What made Christ such a fascinating figure to so many cultures which already had dying and resurrecting gods of their own is the very fact that Christ's sacrifice is not treated as heroic. He isn't just tortured, he's humiliated. He begs to not have to go through with it. On the cross itself He excoriates God, his Father, for forsaking him. He is, to put it absolutely bluntly, and if this sounds blasphemous then I would put it to you that you still aren't getting it, a whiny little bitch about the whole thing.
And that is what fascinates, because it makes him human. He doesn't seem like a god or a hero. He's not Odin, hanging on the world-tree to be initiated into secret knowledge. He isn't Achilles, sulking in his tent because he gets no respect. He's like us. It's this humanity which Kazantzakis' novel, and Scorsese's adaptation of it, address so well. The idea of the last temptation itself - that, at the last possible moment, Satan might tempt Christ with the possibility of just sacking the whole thing off and living a quiet life - fits the accounts we have in the gospels so perfectly, and makes that cry of 'it is accomplished' such a bitterly triumphant thing because it helps us appreciate how hard-won it is.

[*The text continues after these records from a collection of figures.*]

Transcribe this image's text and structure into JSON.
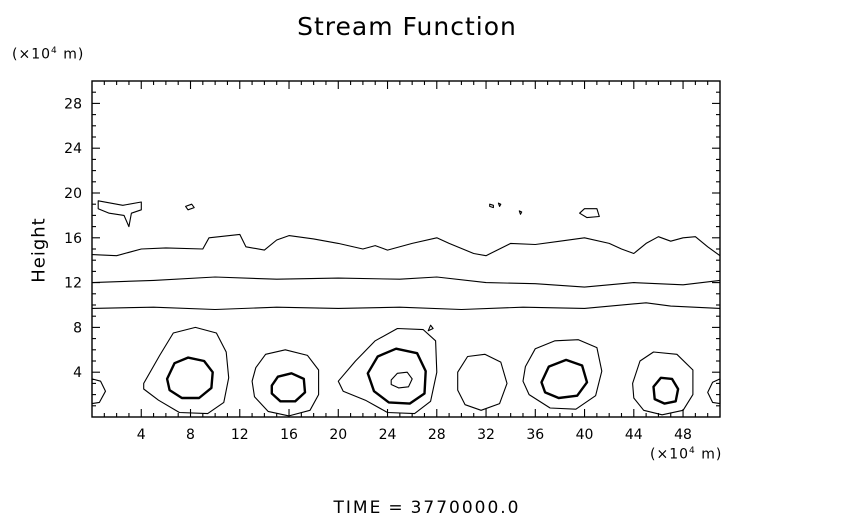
{
  "chart_data": {
    "type": "contour",
    "title": "Stream Function",
    "ylabel": "Height",
    "y_unit": "(×10",
    "y_unit_exp": "4",
    "y_unit_suffix": " m)",
    "x_unit": "(×10",
    "x_unit_exp": "4",
    "x_unit_suffix": " m)",
    "xlim": [
      0,
      51
    ],
    "ylim": [
      0,
      30
    ],
    "x_ticks": [
      4,
      8,
      12,
      16,
      20,
      24,
      28,
      32,
      36,
      40,
      44,
      48
    ],
    "y_ticks": [
      4,
      8,
      12,
      16,
      20,
      24,
      28
    ],
    "grid": false,
    "footer": {
      "label": "TIME",
      "equals": "=",
      "value": "3770000.0"
    },
    "contours": [
      {
        "id": "layer-10",
        "kind": "open",
        "weight": "thin",
        "points": [
          [
            0,
            9.7
          ],
          [
            5,
            9.8
          ],
          [
            10,
            9.6
          ],
          [
            15,
            9.8
          ],
          [
            20,
            9.7
          ],
          [
            25,
            9.8
          ],
          [
            30,
            9.6
          ],
          [
            35,
            9.8
          ],
          [
            40,
            9.7
          ],
          [
            45,
            10.2
          ],
          [
            47,
            9.9
          ],
          [
            51,
            9.7
          ]
        ]
      },
      {
        "id": "layer-12",
        "kind": "open",
        "weight": "thin",
        "points": [
          [
            0,
            12.0
          ],
          [
            5,
            12.2
          ],
          [
            10,
            12.5
          ],
          [
            15,
            12.3
          ],
          [
            20,
            12.4
          ],
          [
            25,
            12.3
          ],
          [
            28,
            12.5
          ],
          [
            32,
            12.0
          ],
          [
            36,
            11.9
          ],
          [
            40,
            11.6
          ],
          [
            44,
            12.0
          ],
          [
            48,
            11.8
          ],
          [
            51,
            12.2
          ]
        ]
      },
      {
        "id": "layer-15",
        "kind": "open",
        "weight": "thin",
        "points": [
          [
            0,
            14.5
          ],
          [
            2,
            14.4
          ],
          [
            4,
            15.0
          ],
          [
            6,
            15.1
          ],
          [
            9,
            15.0
          ],
          [
            9.5,
            16.0
          ],
          [
            12,
            16.3
          ],
          [
            12.5,
            15.2
          ],
          [
            14,
            14.9
          ],
          [
            15,
            15.8
          ],
          [
            16,
            16.2
          ],
          [
            18,
            15.9
          ],
          [
            20,
            15.5
          ],
          [
            22,
            15.0
          ],
          [
            23,
            15.3
          ],
          [
            24,
            14.9
          ],
          [
            26,
            15.5
          ],
          [
            28,
            16.0
          ],
          [
            29,
            15.5
          ],
          [
            31,
            14.6
          ],
          [
            32,
            14.4
          ],
          [
            34,
            15.5
          ],
          [
            36,
            15.4
          ],
          [
            38,
            15.7
          ],
          [
            40,
            16.0
          ],
          [
            42,
            15.5
          ],
          [
            43,
            15.0
          ],
          [
            44,
            14.6
          ],
          [
            45,
            15.5
          ],
          [
            46,
            16.1
          ],
          [
            47,
            15.7
          ],
          [
            48,
            16.0
          ],
          [
            49,
            16.1
          ],
          [
            50,
            15.2
          ],
          [
            51,
            14.4
          ]
        ]
      },
      {
        "id": "patch-upper-left",
        "kind": "closed",
        "weight": "thin",
        "points": [
          [
            0.5,
            19.3
          ],
          [
            2.5,
            18.9
          ],
          [
            4,
            19.2
          ],
          [
            4,
            18.5
          ],
          [
            3.2,
            18.2
          ],
          [
            3,
            17.0
          ],
          [
            2.6,
            18.0
          ],
          [
            1.4,
            18.2
          ],
          [
            0.5,
            18.6
          ]
        ]
      },
      {
        "id": "patch-a",
        "kind": "closed",
        "weight": "thin",
        "points": [
          [
            7.6,
            18.8
          ],
          [
            8.1,
            19.0
          ],
          [
            8.3,
            18.7
          ],
          [
            7.8,
            18.5
          ]
        ]
      },
      {
        "id": "patch-b",
        "kind": "closed",
        "weight": "thin",
        "points": [
          [
            32.3,
            19.0
          ],
          [
            32.6,
            18.9
          ],
          [
            32.6,
            18.7
          ],
          [
            32.3,
            18.8
          ]
        ]
      },
      {
        "id": "patch-c",
        "kind": "closed",
        "weight": "thin",
        "points": [
          [
            33.0,
            19.1
          ],
          [
            33.2,
            19.0
          ],
          [
            33.1,
            18.8
          ]
        ]
      },
      {
        "id": "patch-d",
        "kind": "closed",
        "weight": "thin",
        "points": [
          [
            34.7,
            18.4
          ],
          [
            34.9,
            18.3
          ],
          [
            34.8,
            18.1
          ]
        ]
      },
      {
        "id": "patch-e",
        "kind": "closed",
        "weight": "thin",
        "points": [
          [
            40.0,
            18.6
          ],
          [
            41.0,
            18.6
          ],
          [
            41.2,
            17.9
          ],
          [
            40.2,
            17.8
          ],
          [
            39.6,
            18.2
          ]
        ]
      },
      {
        "id": "patch-f",
        "kind": "closed",
        "weight": "thin",
        "points": [
          [
            27.3,
            7.7
          ],
          [
            27.5,
            8.2
          ],
          [
            27.7,
            7.9
          ]
        ]
      },
      {
        "id": "eddy-edge-left",
        "kind": "closed",
        "weight": "thin",
        "points": [
          [
            0,
            3.4
          ],
          [
            0.7,
            3.2
          ],
          [
            1.1,
            2.3
          ],
          [
            0.6,
            1.3
          ],
          [
            0,
            1.2
          ]
        ]
      },
      {
        "id": "eddy-1-outer",
        "kind": "closed",
        "weight": "thin",
        "points": [
          [
            4.2,
            3.0
          ],
          [
            5.5,
            5.5
          ],
          [
            6.6,
            7.5
          ],
          [
            8.4,
            8.0
          ],
          [
            10.1,
            7.5
          ],
          [
            10.9,
            5.8
          ],
          [
            11.1,
            3.5
          ],
          [
            10.7,
            1.3
          ],
          [
            9.4,
            0.3
          ],
          [
            7.1,
            0.4
          ],
          [
            5.4,
            1.5
          ],
          [
            4.2,
            2.5
          ]
        ]
      },
      {
        "id": "eddy-1-inner",
        "kind": "closed",
        "weight": "thick",
        "points": [
          [
            6.1,
            3.4
          ],
          [
            6.7,
            4.8
          ],
          [
            7.8,
            5.3
          ],
          [
            9.1,
            5.0
          ],
          [
            9.8,
            4.0
          ],
          [
            9.7,
            2.6
          ],
          [
            8.7,
            1.7
          ],
          [
            7.3,
            1.7
          ],
          [
            6.3,
            2.4
          ]
        ]
      },
      {
        "id": "eddy-2-outer",
        "kind": "closed",
        "weight": "thin",
        "points": [
          [
            13.3,
            4.4
          ],
          [
            14.1,
            5.6
          ],
          [
            15.7,
            6.0
          ],
          [
            17.5,
            5.5
          ],
          [
            18.4,
            4.2
          ],
          [
            18.4,
            2.0
          ],
          [
            17.7,
            0.6
          ],
          [
            16.0,
            0.1
          ],
          [
            14.3,
            0.5
          ],
          [
            13.2,
            1.8
          ],
          [
            13.0,
            3.2
          ]
        ]
      },
      {
        "id": "eddy-2-inner",
        "kind": "closed",
        "weight": "thick",
        "points": [
          [
            14.6,
            2.8
          ],
          [
            15.1,
            3.6
          ],
          [
            16.2,
            3.9
          ],
          [
            17.2,
            3.4
          ],
          [
            17.3,
            2.2
          ],
          [
            16.5,
            1.4
          ],
          [
            15.3,
            1.4
          ],
          [
            14.6,
            2.1
          ]
        ]
      },
      {
        "id": "eddy-3-outer",
        "kind": "closed",
        "weight": "thin",
        "points": [
          [
            20.0,
            3.2
          ],
          [
            21.4,
            5.0
          ],
          [
            23.0,
            6.8
          ],
          [
            24.8,
            7.9
          ],
          [
            26.9,
            7.8
          ],
          [
            27.9,
            6.8
          ],
          [
            28.0,
            4.0
          ],
          [
            27.5,
            1.4
          ],
          [
            26.2,
            0.3
          ],
          [
            24.0,
            0.4
          ],
          [
            22.2,
            1.5
          ],
          [
            20.4,
            2.3
          ]
        ]
      },
      {
        "id": "eddy-3-inner",
        "kind": "closed",
        "weight": "thick",
        "points": [
          [
            22.4,
            3.9
          ],
          [
            23.2,
            5.4
          ],
          [
            24.7,
            6.1
          ],
          [
            26.4,
            5.7
          ],
          [
            27.1,
            4.1
          ],
          [
            27.0,
            2.1
          ],
          [
            25.8,
            1.2
          ],
          [
            24.1,
            1.3
          ],
          [
            22.9,
            2.3
          ]
        ]
      },
      {
        "id": "eddy-3-core",
        "kind": "closed",
        "weight": "thin",
        "points": [
          [
            24.3,
            3.3
          ],
          [
            24.8,
            3.9
          ],
          [
            25.6,
            4.0
          ],
          [
            26.0,
            3.4
          ],
          [
            25.7,
            2.7
          ],
          [
            24.9,
            2.6
          ],
          [
            24.3,
            2.9
          ]
        ]
      },
      {
        "id": "eddy-4",
        "kind": "closed",
        "weight": "thin",
        "points": [
          [
            29.7,
            4.0
          ],
          [
            30.5,
            5.4
          ],
          [
            31.9,
            5.6
          ],
          [
            33.2,
            4.9
          ],
          [
            33.7,
            3.0
          ],
          [
            33.1,
            1.2
          ],
          [
            31.6,
            0.6
          ],
          [
            30.3,
            1.1
          ],
          [
            29.7,
            2.4
          ]
        ]
      },
      {
        "id": "eddy-5-outer",
        "kind": "closed",
        "weight": "thin",
        "points": [
          [
            35.2,
            4.5
          ],
          [
            36.0,
            6.1
          ],
          [
            37.6,
            6.8
          ],
          [
            39.5,
            6.9
          ],
          [
            41.0,
            6.2
          ],
          [
            41.4,
            4.1
          ],
          [
            40.9,
            1.9
          ],
          [
            39.3,
            0.7
          ],
          [
            37.2,
            0.8
          ],
          [
            35.5,
            2.0
          ],
          [
            35.0,
            3.2
          ]
        ]
      },
      {
        "id": "eddy-5-inner",
        "kind": "closed",
        "weight": "thick",
        "points": [
          [
            36.5,
            3.1
          ],
          [
            37.1,
            4.5
          ],
          [
            38.5,
            5.1
          ],
          [
            39.8,
            4.6
          ],
          [
            40.2,
            3.1
          ],
          [
            39.4,
            1.9
          ],
          [
            37.9,
            1.7
          ],
          [
            36.8,
            2.2
          ]
        ]
      },
      {
        "id": "eddy-6-outer",
        "kind": "closed",
        "weight": "thin",
        "points": [
          [
            43.9,
            3.0
          ],
          [
            44.5,
            5.0
          ],
          [
            45.6,
            5.8
          ],
          [
            47.5,
            5.6
          ],
          [
            48.8,
            4.2
          ],
          [
            48.8,
            2.0
          ],
          [
            48.0,
            0.6
          ],
          [
            46.3,
            0.2
          ],
          [
            44.8,
            0.6
          ],
          [
            44.0,
            1.7
          ]
        ]
      },
      {
        "id": "eddy-6-inner",
        "kind": "closed",
        "weight": "thick",
        "points": [
          [
            45.6,
            2.7
          ],
          [
            46.2,
            3.5
          ],
          [
            47.1,
            3.4
          ],
          [
            47.6,
            2.5
          ],
          [
            47.4,
            1.4
          ],
          [
            46.5,
            1.2
          ],
          [
            45.7,
            1.6
          ]
        ]
      },
      {
        "id": "eddy-edge-right",
        "kind": "closed",
        "weight": "thin",
        "points": [
          [
            51,
            3.4
          ],
          [
            50.4,
            3.1
          ],
          [
            50.0,
            2.2
          ],
          [
            50.4,
            1.3
          ],
          [
            51,
            1.2
          ]
        ]
      }
    ]
  }
}
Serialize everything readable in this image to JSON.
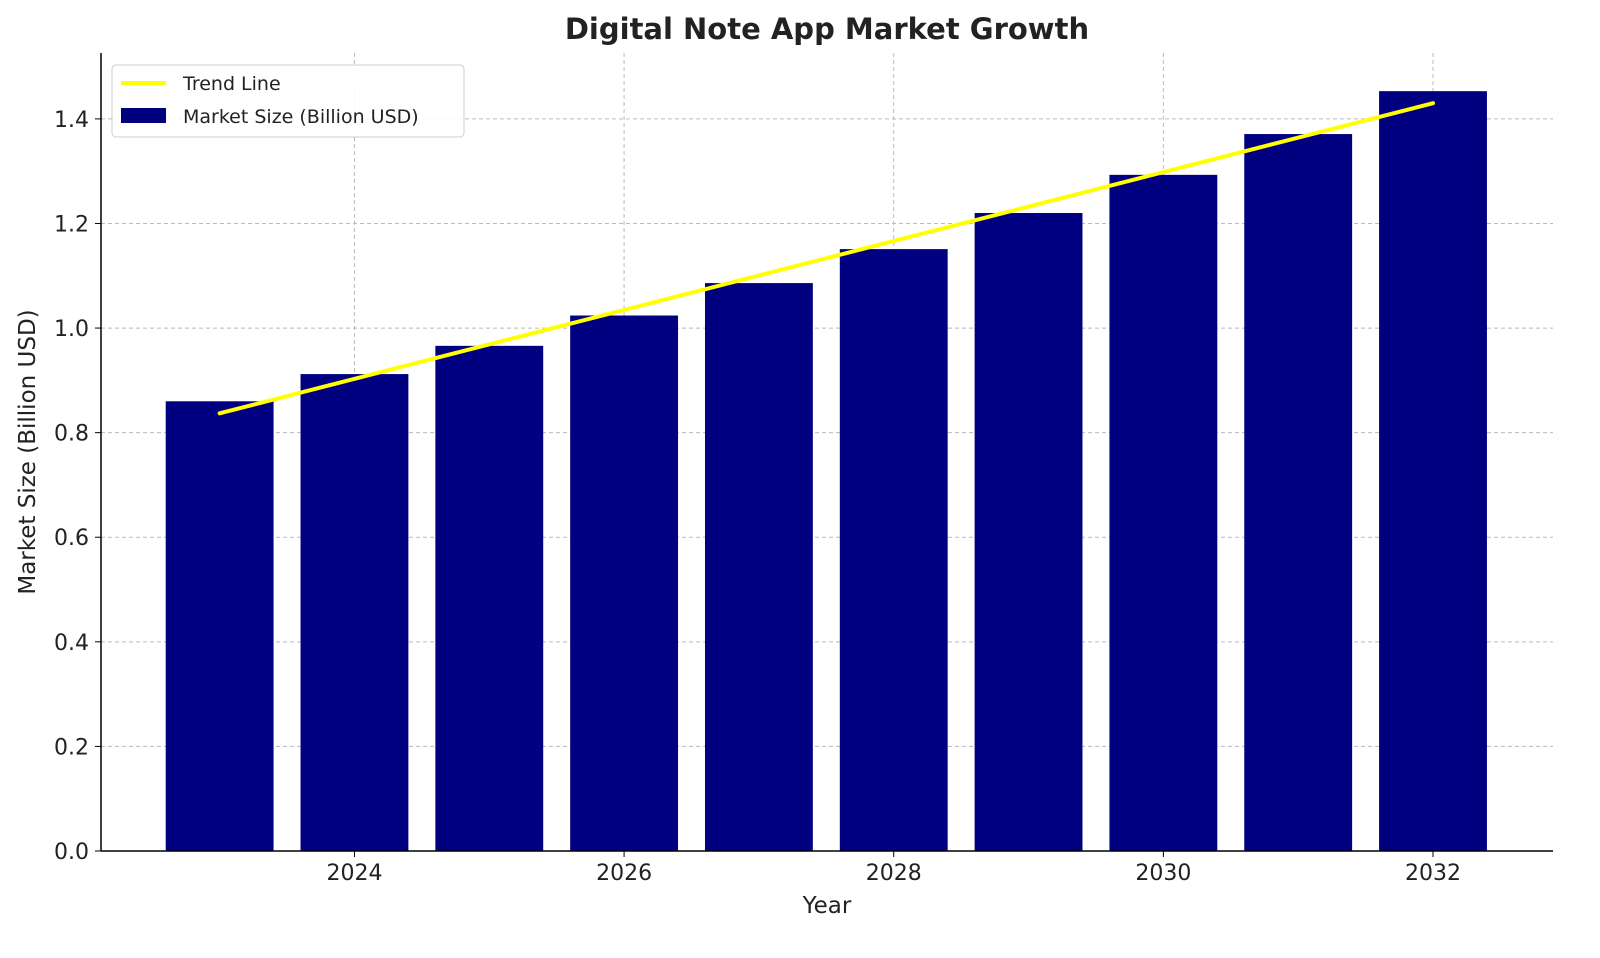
{
  "chart_data": {
    "type": "bar",
    "title": "Digital Note App Market Growth",
    "xlabel": "Year",
    "ylabel": "Market Size (Billion USD)",
    "categories": [
      2023,
      2024,
      2025,
      2026,
      2027,
      2028,
      2029,
      2030,
      2031,
      2032
    ],
    "series": [
      {
        "name": "Market Size (Billion USD)",
        "type": "bar",
        "color": "#000080",
        "values": [
          0.86,
          0.912,
          0.966,
          1.024,
          1.086,
          1.151,
          1.22,
          1.293,
          1.371,
          1.453
        ]
      },
      {
        "name": "Trend Line",
        "type": "line",
        "color": "#ffff00",
        "start": [
          2023,
          0.837
        ],
        "end": [
          2032,
          1.43
        ]
      }
    ],
    "bar_width_years": 0.8,
    "xlim": [
      2022.12,
      2032.89
    ],
    "ylim": [
      0,
      1.526
    ],
    "xticks": [
      2024,
      2026,
      2028,
      2030,
      2032
    ],
    "yticks": [
      "0.0",
      "0.2",
      "0.4",
      "0.6",
      "0.8",
      "1.0",
      "1.2",
      "1.4"
    ],
    "grid": true,
    "legend_position": "top-left"
  }
}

And the thing is, there are a lot of people who call themselves Christians who really don't like the idea of Christ being abject or weak, actually (Ernst Toller gets harangued by one when he sits in with a megachurch youth group in First Reformed). To them, it seems weak, it seems unmasculine, it seems undignified, it seems faggy. And it is! And that's the whole point! But they hate it, because they don't want to see the qualities they work so hard to repress in themselves represented in their saviour. They don't want the suffering Christ. What they want is Touchdown Jesus.